The United Kingdom’s (U.K.’s) Office for National Statistics announced last week that U.K. consumer prices in September were 10.1% higher than they were in September 2021. This data basically ensures that the Bank of England (BOE) will raise key interest rates in early November for the eighth consecutive time from their current level of 2.25%.
RDW Index member Microsoft, Redmond, Washington, announced last week that it is in advanced talks for a new round of funding in OpenAI (Open Artificial Intelligence), San Francisco. Elon Musk and others founded OpenAI. Microsoft invested $1 billion in the company in 2019. The new funding would help support the tremendous computing power Open AI needs to run its various AI products on Azure, Microsoft’s cloud-computing service.
Drug makers are scrambling to offset Medicare’s new power to negotiate medicine prices. Under the Inflation Reduction Act passed this summer, Congress gave Medicare the authority to negotiate how much it pays for certain high-priced therapies and to get rebates on treatments whose prices rise more than the rate of inflation. Medicare is the nation’s largest purchaser of prescription drugs.
RDW Index member Google (Alphabet), Mountain View, California, is in talks to invest at least $200 million into AI startup Cohere Inc., Toronto. Chip maker Nvidia, Santa Clara, California, has also been mentioned as being interested in investing in Cohere. The overall valuation of Cohere was not mentioned in any press releases. Google has been involved in investments in various AI-oriented companies, including Stability AI and DeepMind.

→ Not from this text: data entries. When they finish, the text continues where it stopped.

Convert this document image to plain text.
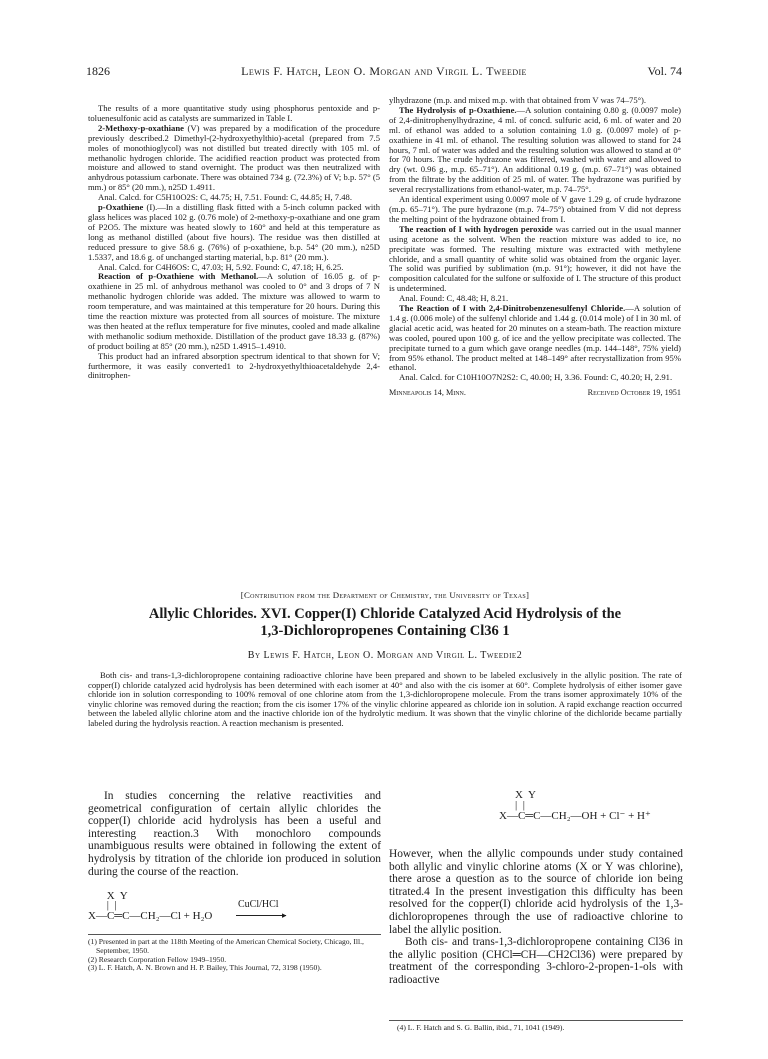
1826	Lewis F. Hatch, Leon O. Morgan and Virgil L. Tweedie	Vol. 74

The results of a more quantitative study using phosphorus pentoxide and p-toluenesulfonic acid as catalysts are summarized in Table I.

2-Methoxy-p-oxathiane (V) was prepared by a modification of the procedure previously described.2 Dimethyl-(2-hydroxyethylthio)-acetal (prepared from 7.5 moles of monothioglycol) was not distilled but treated directly with 105 ml. of methanolic hydrogen chloride. The acidified reaction product was protected from moisture and allowed to stand overnight. The product was then neutralized with anhydrous potassium carbonate. There was obtained 734 g. (72.3%) of V; b.p. 57° (5 mm.) or 85° (20 mm.), n25D 1.4911.

Anal. Calcd. for C5H10O2S: C, 44.75; H, 7.51. Found: C, 44.85; H, 7.48.

p-Oxathiene (I).—In a distilling flask fitted with a 5-inch column packed with glass helices was placed 102 g. (0.76 mole) of 2-methoxy-p-oxathiane and one gram of P2O5. The mixture was heated slowly to 160° and held at this temperature as long as methanol distilled (about five hours). The residue was then distilled at reduced pressure to give 58.6 g. (76%) of p-oxathiene, b.p. 54° (20 mm.), n25D 1.5337, and 18.6 g. of unchanged starting material, b.p. 81° (20 mm.).

Anal. Calcd. for C4H6OS: C, 47.03; H, 5.92. Found: C, 47.18; H, 6.25.

Reaction of p-Oxathiene with Methanol.—A solution of 16.05 g. of p-oxathiene in 25 ml. of anhydrous methanol was cooled to 0° and 3 drops of 7 N methanolic hydrogen chloride was added. The mixture was allowed to warm to room temperature, and was maintained at this temperature for 20 hours. During this time the reaction mixture was protected from all sources of moisture. The mixture was then heated at the reflux temperature for five minutes, cooled and made alkaline with methanolic sodium methoxide. Distillation of the product gave 18.33 g. (87%) of product boiling at 85° (20 mm.), n25D 1.4915–1.4910.

This product had an infrared absorption spectrum identical to that shown for V; furthermore, it was easily converted1 to 2-hydroxyethylthioacetaldehyde 2,4-dinitrophen-

ylhydrazone (m.p. and mixed m.p. with that obtained from V was 74–75°).

The Hydrolysis of p-Oxathiene.—A solution containing 0.80 g. (0.0097 mole) of 2,4-dinitrophenylhydrazine, 4 ml. of concd. sulfuric acid, 6 ml. of water and 20 ml. of ethanol was added to a solution containing 1.0 g. (0.0097 mole) of p-oxathiene in 41 ml. of ethanol. The resulting solution was allowed to stand for 24 hours, 7 ml. of water was added and the resulting solution was allowed to stand at 0° for 70 hours. The crude hydrazone was filtered, washed with water and allowed to dry (wt. 0.96 g., m.p. 65–71°). An additional 0.19 g. (m.p. 67–71°) was obtained from the filtrate by the addition of 25 ml. of water. The hydrazone was purified by several recrystallizations from ethanol-water, m.p. 74–75°.

An identical experiment using 0.0097 mole of V gave 1.29 g. of crude hydrazone (m.p. 65–71°). The pure hydrazone (m.p. 74–75°) obtained from V did not depress the melting point of the hydrazone obtained from I.

The reaction of I with hydrogen peroxide was carried out in the usual manner using acetone as the solvent. When the reaction mixture was added to ice, no precipitate was formed. The resulting mixture was extracted with methylene chloride, and a small quantity of white solid was obtained from the organic layer. The solid was purified by sublimation (m.p. 91°); however, it did not have the composition calculated for the sulfone or sulfoxide of I. The structure of this product is undetermined.

Anal. Found: C, 48.48; H, 8.21.

The Reaction of I with 2,4-Dinitrobenzenesulfenyl Chloride.—A solution of 1.4 g. (0.006 mole) of the sulfenyl chloride and 1.44 g. (0.014 mole) of I in 30 ml. of glacial acetic acid, was heated for 20 minutes on a steam-bath. The reaction mixture was cooled, poured upon 100 g. of ice and the yellow precipitate was collected. The precipitate turned to a gum which gave orange needles (m.p. 144–148°, 75% yield) from 95% ethanol. The product melted at 148–149° after recrystallization from 95% ethanol.

Anal. Calcd. for C10H10O7N2S2: C, 40.00; H, 3.36. Found: C, 40.20; H, 2.91.

Minneapolis 14, Minn.	Received October 19, 1951
[Contribution from the Department of Chemistry, the University of Texas]
Allylic Chlorides. XVI. Copper(I) Chloride Catalyzed Acid Hydrolysis of the
1,3-Dichloropropenes Containing Cl36 1
By Lewis F. Hatch, Leon O. Morgan and Virgil L. Tweedie2

Both cis- and trans-1,3-dichloropropene containing radioactive chlorine have been prepared and shown to be labeled exclusively in the allylic position. The rate of copper(I) chloride catalyzed acid hydrolysis has been determined with each isomer at 40° and also with the cis isomer at 60°. Complete hydrolysis of either isomer gave chloride ion in solution corresponding to 100% removal of one chlorine atom from the 1,3-dichloropropene molecule. From the trans isomer approximately 10% of the vinylic chlorine was removed during the reaction; from the cis isomer 17% of the vinylic chlorine appeared as chloride ion in solution. A rapid exchange reaction occurred between the labeled allylic chlorine atom and the inactive chloride ion of the hydrolytic medium. It was shown that the vinylic chlorine of the dichloride became partially labeled during the hydrolysis reaction. A reaction mechanism is presented.

In studies concerning the relative reactivities and geometrical configuration of certain allylic chlorides the copper(I) chloride acid hydrolysis has been a useful and interesting reaction.3 With monochloro compounds unambiguous results were obtained in following the extent of hydrolysis by titration of the chloride ion produced in solution during the course of the reaction.

X  Y
|  |
X—C═C—CH₂—Cl + H₂O
CuCl/HCl
▸
X  Y
|  |
X—C═C—CH₂—OH + Cl⁻ + H⁺

However, when the allylic compounds under study contained both allylic and vinylic chlorine atoms (X or Y was chlorine), there arose a question as to the source of chloride ion being titrated.4 In the present investigation this difficulty has been resolved for the copper(I) chloride acid hydrolysis of the 1,3-dichloropropenes through the use of radioactive chlorine to label the allylic position.

Both cis- and trans-1,3-dichloropropene containing Cl36 in the allylic position (CHCl═CH—CH2Cl36) were prepared by treatment of the corresponding 3-chloro-2-propen-1-ols with radioactive

(1) Presented in part at the 118th Meeting of the American Chemical Society, Chicago, Ill., September, 1950.

(2) Research Corporation Fellow 1949–1950.

(3) L. F. Hatch, A. N. Brown and H. P. Bailey, This Journal, 72, 3198 (1950).

(4) L. F. Hatch and S. G. Ballin, ibid., 71, 1041 (1949).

The Federal Reserve System last week reported that its index of industrial production (the combined output of U.S. factories, utilities, and mines) rose a seasonally adjusted 0.4% in September from August. This record high was 0.1% stronger than analysts expected. Driving these gains was a 0.4% rise in manufacturing production. Manufacturing output has been at its highest level since 2008. Much of this increase is attributed to automotive output, even considering the materials shortages experienced by many automakers.

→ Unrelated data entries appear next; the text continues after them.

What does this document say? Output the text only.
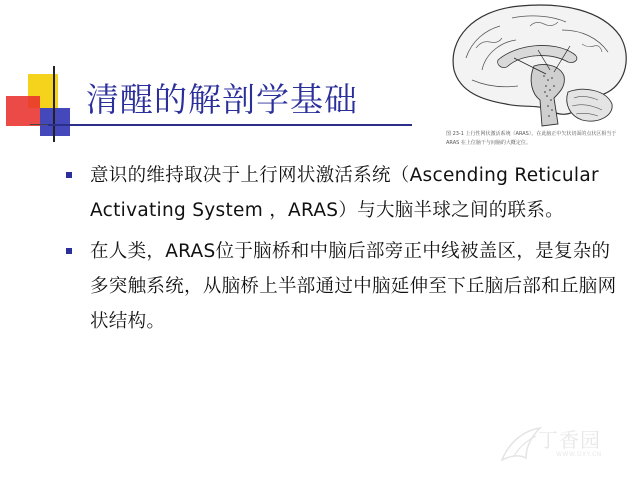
清醒的解剖学基础
图 23-1 上行性网状激活系统（ARAS）。在此脑正中矢状切面的点状区相当于 ARAS 在上位脑干与间脑的大概定位。
意识的维持取决于上行网状激活系统（Ascending Reticular Activating System ，ARAS）与大脑半球之间的联系。
在人类，ARAS位于脑桥和中脑后部旁正中线被盖区，是复杂的多突触系统，从脑桥上半部通过中脑延伸至下丘脑后部和丘脑网状结构。
丁香园
WWW.DXY.CN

R&D World’s R&D Index is a weekly stock market summary of the top international companies involved in R&D. The top 25 industrial R&D spenders in 2020 were selected based on the latest listings from Schonfeld & Associates’ June 2020 R&D Ratios & Budgets. These 25 companies include pharmaceutical (10 companies), automotive (6 companies), and ICT (9 companies) which invested a cumulative total of nearly 260 billion dollars in R&D in 2019, or approximately 10% of all the R&D spent in the world by government, industries, and academia combined, according to R&D World’s 2021 Global R&D Funding Forecast. The stock prices used in the R&D World Index are tabulated from NASDAQ, NYSE, and OTC common stock prices for the companies selected at the close of stock trading business on the Friday preceding the online publication of the R&D World Index.